Heinrich S. am Unglücksort: „Man fühlt sich hilflos und alleine gelassen, Erinnerungen an mein Jus-Studium kamen auf.“ (Foto: Zinner/Wiener Linien, Alliance/Fotolia, Montage)

Ein furchtbares Martyrium überlebte der 31-jährige Wiener Rechtsanwalt Heinrich S.: Aufgrund einer kaputten Rolltreppe musste er zwei Wochen in der U-Bahn-Station Stephansplatz verbringen.

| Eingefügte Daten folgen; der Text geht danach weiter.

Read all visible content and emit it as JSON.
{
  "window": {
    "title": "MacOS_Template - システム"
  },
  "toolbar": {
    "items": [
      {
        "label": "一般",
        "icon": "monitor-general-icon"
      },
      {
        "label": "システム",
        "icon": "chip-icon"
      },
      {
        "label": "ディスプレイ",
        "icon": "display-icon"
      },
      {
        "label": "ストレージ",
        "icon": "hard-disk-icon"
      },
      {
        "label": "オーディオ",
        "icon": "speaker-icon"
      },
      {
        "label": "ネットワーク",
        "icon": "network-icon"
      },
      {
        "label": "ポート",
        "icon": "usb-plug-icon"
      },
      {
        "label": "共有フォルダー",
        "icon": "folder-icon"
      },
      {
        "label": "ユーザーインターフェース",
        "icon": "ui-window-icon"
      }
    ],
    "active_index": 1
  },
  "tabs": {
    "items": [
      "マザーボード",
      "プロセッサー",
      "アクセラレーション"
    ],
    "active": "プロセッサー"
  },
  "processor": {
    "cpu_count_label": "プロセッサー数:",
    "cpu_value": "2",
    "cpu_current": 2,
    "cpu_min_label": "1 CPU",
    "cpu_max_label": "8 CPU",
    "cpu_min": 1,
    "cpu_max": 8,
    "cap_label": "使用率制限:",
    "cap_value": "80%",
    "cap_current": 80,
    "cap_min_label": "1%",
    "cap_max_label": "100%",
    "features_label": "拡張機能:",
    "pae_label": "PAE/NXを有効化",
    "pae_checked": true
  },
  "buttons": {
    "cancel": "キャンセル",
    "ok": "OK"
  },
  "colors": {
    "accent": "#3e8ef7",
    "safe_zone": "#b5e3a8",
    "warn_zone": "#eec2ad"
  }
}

Der Mann ist zwar geschwächt, überstand den Vorfall ansons­ten aber unbeschadet. Der Anwalt befand sich wie jeden Tag gegen 23 Uhr auf dem Heimweg, als er auf die nicht funktionsfähige Rolltreppe stieß. Trotz seiner laut hörbaren Raunzer zeigte keiner der anderen Passagiere, die todesmutig über die kaputte Treppe gingen, Zivilcourage und halfen dem Mann. Mit seinem Blackberry informierte er schließlich seine Arbeitskollegen über die missliche Lage. „Ein Riesenglück“, meint Kanzleipartner Markus T. „So konnten wir rechtzeitig seine Mandanten übernehmen, bevor sie zur Konkurrenz laufen.“ Für eine Rettung ihres Kollegen blieb aufgrund des erhöhten Arbeitspensums klarerweise keine Zeit. Zwei Wochen lang ernährte sich Heinrich S. nur von liegen gelassenen Kebabs und halb leeren Red-Bull-Dosen. Die Flucht gelang ihm nur durch Glück, als er auf der Suche nach Nahrung auf den Aufzug am anderen Ende der Station stieß.

„Kein Handlungsbedarf“
Bei den Wiener Linien äußert man sich betroffen, sieht jedoch keinen Handlungsbedarf: „Wir haben für so einen Fall vorgesorgt“, beruhigt ein Sprecher. So befinden sich in der Station Stephansplatz mehrere Atemschutzmasken, die Fahrgäste bei längerem Aufenthalt zum Schutz gegen den in der Station vorherrschenden Kotzgeruch anlegen können. Ironischerweise vertritt der Anwalt den Wiener Helmut T., der letzten Februar sieben Minuten auf den Bus warten musste und daher momentan die Wiener Linien auf sieben Millionen Euro Schmerzensgeld verklagt.